Are bad for baby seals,
dear rat,
As
bad as bad can be;
But splash and grow
strong,
And you can’t
be wrong.
Child
of the Open Sea!
Of course the little fellow did not understand the words at first. He paddled and scrambled about by his mother’s side, and learned to scuffle out of the way when his father was fighting with another seal, and the two rolled and roared up and down the slippery rocks. Matkah used to go to sea to get things to eat, and the baby was fed only once in two days, but then he ate all he could and throve upon it.
The first thing he did was to crawl inland, and there he met tens of thousands of babies of his own age, and they played together like puppies, went to sleep on the clean sand, and played again. The old people in the nurseries took no notice of them, and the holluschickie kept to their own grounds, and the babies had a beautiful playtime.
When Matkah came back from her deep-sea fishing she would go straight to their playground and call as a sheep calls for a lamb, and wait until she heard Kotick bleat.
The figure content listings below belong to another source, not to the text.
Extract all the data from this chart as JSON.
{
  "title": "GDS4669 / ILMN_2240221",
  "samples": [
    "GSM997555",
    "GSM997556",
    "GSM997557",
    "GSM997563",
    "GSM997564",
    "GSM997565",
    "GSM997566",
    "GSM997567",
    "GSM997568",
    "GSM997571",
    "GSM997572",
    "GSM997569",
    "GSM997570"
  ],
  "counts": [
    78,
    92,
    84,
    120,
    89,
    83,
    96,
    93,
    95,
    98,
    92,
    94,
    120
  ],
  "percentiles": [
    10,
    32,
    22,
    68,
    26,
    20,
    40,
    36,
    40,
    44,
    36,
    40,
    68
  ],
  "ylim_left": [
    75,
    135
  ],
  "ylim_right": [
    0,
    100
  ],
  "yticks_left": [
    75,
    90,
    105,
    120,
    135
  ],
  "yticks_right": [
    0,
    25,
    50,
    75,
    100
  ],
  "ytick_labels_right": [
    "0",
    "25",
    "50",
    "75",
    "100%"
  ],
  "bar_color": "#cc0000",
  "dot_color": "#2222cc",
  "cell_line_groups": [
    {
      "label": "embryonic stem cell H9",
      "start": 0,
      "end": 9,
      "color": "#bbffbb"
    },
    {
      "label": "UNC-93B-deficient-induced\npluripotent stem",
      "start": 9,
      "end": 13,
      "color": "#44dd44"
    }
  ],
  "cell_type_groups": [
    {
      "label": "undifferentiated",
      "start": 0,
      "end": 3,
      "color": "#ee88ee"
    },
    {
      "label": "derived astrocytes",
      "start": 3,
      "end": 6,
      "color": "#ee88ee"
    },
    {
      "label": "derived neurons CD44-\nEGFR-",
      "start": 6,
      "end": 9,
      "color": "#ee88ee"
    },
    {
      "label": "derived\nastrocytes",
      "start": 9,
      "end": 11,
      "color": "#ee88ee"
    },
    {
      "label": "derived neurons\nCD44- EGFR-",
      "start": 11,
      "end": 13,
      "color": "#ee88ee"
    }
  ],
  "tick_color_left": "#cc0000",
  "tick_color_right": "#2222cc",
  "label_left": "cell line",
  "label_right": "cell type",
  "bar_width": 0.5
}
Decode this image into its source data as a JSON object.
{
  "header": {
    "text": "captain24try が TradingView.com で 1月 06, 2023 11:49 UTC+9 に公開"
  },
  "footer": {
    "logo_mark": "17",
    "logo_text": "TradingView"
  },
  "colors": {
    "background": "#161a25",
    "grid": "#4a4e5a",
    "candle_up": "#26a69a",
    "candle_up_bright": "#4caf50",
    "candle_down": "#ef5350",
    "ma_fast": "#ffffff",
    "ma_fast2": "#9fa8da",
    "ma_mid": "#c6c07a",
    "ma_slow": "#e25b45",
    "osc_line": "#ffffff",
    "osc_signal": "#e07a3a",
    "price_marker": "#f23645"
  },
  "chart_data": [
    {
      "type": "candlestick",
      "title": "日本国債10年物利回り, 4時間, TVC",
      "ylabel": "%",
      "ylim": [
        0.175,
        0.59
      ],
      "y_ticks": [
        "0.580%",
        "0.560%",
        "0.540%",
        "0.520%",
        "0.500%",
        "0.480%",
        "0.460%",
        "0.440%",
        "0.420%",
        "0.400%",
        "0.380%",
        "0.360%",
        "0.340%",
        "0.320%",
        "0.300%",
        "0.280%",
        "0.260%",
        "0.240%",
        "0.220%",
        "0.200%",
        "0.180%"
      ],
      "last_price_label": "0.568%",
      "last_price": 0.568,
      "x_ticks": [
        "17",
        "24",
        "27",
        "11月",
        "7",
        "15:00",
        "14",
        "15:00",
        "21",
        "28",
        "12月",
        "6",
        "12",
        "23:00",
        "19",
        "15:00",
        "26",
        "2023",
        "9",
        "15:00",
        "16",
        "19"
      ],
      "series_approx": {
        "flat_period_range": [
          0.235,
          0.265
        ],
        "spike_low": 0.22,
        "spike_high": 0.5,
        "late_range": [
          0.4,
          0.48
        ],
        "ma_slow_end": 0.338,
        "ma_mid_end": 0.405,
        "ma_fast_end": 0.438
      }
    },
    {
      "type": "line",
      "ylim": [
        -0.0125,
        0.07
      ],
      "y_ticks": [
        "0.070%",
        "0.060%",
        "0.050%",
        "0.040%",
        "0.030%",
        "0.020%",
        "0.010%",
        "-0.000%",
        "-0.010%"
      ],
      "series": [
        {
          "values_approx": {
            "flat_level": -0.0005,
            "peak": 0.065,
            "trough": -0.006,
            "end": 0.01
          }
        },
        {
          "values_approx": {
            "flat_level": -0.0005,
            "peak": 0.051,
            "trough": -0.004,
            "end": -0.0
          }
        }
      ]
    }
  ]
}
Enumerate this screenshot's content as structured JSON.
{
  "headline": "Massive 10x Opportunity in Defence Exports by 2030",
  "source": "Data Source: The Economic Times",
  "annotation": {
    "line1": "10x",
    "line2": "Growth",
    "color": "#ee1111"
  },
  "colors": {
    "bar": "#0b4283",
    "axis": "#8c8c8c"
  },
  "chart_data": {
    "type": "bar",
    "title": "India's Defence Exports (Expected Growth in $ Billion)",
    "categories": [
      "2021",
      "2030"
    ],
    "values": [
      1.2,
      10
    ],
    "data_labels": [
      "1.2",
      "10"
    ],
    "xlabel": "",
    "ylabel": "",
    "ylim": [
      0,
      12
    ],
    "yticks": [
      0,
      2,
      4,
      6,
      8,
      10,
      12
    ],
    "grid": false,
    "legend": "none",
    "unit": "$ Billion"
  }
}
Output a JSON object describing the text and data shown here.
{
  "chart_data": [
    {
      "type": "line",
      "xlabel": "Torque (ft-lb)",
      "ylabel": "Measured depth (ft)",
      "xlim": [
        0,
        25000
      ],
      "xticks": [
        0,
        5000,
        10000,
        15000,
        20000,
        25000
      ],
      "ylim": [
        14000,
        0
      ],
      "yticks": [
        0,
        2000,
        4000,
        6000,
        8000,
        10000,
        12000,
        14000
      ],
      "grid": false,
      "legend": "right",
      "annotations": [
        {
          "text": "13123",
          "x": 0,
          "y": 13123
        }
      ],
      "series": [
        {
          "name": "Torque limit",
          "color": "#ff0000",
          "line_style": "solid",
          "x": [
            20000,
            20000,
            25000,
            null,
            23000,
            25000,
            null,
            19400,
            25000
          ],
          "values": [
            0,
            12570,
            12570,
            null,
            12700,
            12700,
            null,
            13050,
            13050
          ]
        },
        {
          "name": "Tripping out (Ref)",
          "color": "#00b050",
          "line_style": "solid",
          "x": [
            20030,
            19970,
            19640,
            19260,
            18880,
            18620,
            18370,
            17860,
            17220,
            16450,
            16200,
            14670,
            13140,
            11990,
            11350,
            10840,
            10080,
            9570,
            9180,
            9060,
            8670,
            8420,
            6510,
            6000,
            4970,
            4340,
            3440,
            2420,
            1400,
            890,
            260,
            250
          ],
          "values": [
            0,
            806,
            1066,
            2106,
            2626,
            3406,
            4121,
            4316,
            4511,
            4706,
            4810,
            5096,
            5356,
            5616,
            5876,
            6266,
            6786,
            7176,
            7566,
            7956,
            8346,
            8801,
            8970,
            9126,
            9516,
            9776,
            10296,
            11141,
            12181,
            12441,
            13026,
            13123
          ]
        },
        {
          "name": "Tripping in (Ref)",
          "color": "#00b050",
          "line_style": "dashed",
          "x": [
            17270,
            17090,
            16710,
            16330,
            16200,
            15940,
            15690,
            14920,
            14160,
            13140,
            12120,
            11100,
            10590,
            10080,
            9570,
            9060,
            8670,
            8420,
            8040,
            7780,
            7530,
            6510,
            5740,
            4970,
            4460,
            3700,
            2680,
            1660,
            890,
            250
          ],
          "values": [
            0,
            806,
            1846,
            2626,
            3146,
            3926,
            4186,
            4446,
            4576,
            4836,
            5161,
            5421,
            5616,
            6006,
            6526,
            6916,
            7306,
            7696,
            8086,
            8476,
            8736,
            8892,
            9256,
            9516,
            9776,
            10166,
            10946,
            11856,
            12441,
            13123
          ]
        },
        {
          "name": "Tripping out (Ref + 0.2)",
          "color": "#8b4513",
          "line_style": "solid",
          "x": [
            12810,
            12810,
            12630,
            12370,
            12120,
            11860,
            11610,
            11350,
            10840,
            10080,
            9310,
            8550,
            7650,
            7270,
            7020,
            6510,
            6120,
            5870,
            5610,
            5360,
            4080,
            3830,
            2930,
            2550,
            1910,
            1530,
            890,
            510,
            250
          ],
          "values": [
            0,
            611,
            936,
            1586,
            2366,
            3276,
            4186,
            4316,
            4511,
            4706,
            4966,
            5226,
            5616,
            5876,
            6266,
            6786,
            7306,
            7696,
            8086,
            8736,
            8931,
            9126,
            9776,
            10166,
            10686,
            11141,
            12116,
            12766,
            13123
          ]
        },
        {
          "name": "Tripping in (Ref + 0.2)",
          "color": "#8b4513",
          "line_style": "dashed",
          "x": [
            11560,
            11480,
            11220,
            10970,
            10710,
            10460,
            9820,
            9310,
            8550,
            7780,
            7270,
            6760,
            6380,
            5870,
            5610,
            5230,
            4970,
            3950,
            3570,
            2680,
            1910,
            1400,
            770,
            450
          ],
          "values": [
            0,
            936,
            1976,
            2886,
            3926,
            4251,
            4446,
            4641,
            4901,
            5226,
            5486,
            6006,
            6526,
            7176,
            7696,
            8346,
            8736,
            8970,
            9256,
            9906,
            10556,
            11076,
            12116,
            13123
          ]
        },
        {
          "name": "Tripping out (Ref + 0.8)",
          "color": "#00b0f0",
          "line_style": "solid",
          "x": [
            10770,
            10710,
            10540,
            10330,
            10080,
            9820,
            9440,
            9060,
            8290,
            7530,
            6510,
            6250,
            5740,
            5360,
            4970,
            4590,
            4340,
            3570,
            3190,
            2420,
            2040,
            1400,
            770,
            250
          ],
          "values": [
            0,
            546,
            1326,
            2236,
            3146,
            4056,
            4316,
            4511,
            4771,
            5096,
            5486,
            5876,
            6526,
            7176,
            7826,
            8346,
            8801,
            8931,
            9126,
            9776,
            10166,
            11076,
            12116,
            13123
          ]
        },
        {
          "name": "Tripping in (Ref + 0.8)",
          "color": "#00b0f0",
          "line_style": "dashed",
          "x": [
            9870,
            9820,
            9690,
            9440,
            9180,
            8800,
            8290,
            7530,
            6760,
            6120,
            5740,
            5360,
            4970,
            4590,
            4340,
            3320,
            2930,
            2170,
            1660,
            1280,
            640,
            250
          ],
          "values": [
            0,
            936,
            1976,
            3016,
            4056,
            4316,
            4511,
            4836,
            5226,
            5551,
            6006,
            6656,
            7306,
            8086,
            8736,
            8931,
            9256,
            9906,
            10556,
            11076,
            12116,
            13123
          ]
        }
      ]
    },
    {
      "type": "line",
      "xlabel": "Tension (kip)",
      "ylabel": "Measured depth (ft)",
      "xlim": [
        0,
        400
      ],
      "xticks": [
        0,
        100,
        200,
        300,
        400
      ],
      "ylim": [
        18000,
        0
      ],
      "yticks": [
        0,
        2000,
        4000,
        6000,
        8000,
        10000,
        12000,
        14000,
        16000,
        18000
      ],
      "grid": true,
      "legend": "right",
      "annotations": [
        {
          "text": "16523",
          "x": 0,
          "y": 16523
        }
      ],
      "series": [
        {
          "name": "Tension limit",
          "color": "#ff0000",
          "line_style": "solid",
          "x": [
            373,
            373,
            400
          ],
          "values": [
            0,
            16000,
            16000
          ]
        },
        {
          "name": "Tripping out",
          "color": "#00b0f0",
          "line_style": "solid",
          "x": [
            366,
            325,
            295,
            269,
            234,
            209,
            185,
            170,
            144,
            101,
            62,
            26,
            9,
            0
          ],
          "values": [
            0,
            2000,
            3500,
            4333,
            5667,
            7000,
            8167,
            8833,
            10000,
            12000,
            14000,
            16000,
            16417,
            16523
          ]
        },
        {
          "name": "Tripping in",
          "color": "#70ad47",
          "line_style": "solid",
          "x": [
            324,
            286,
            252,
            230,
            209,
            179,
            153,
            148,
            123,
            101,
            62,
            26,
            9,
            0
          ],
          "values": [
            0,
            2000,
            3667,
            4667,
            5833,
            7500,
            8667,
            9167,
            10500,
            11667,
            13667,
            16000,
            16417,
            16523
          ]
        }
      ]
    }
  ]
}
Then she would take the straightest of straight lines in his direction, striking out with her fore flippers and knocking the youngsters head over heels right and left. There were always a few hundred mothers hunting for their children through the playgrounds, and the babies were kept lively. But, as Matkah told Kotick, “So long as you don’t lie in muddy water and get mange, or rub the hard sand into a cut or scratch, and so long as you never go swimming when there is a heavy sea, nothing will hurt you here.”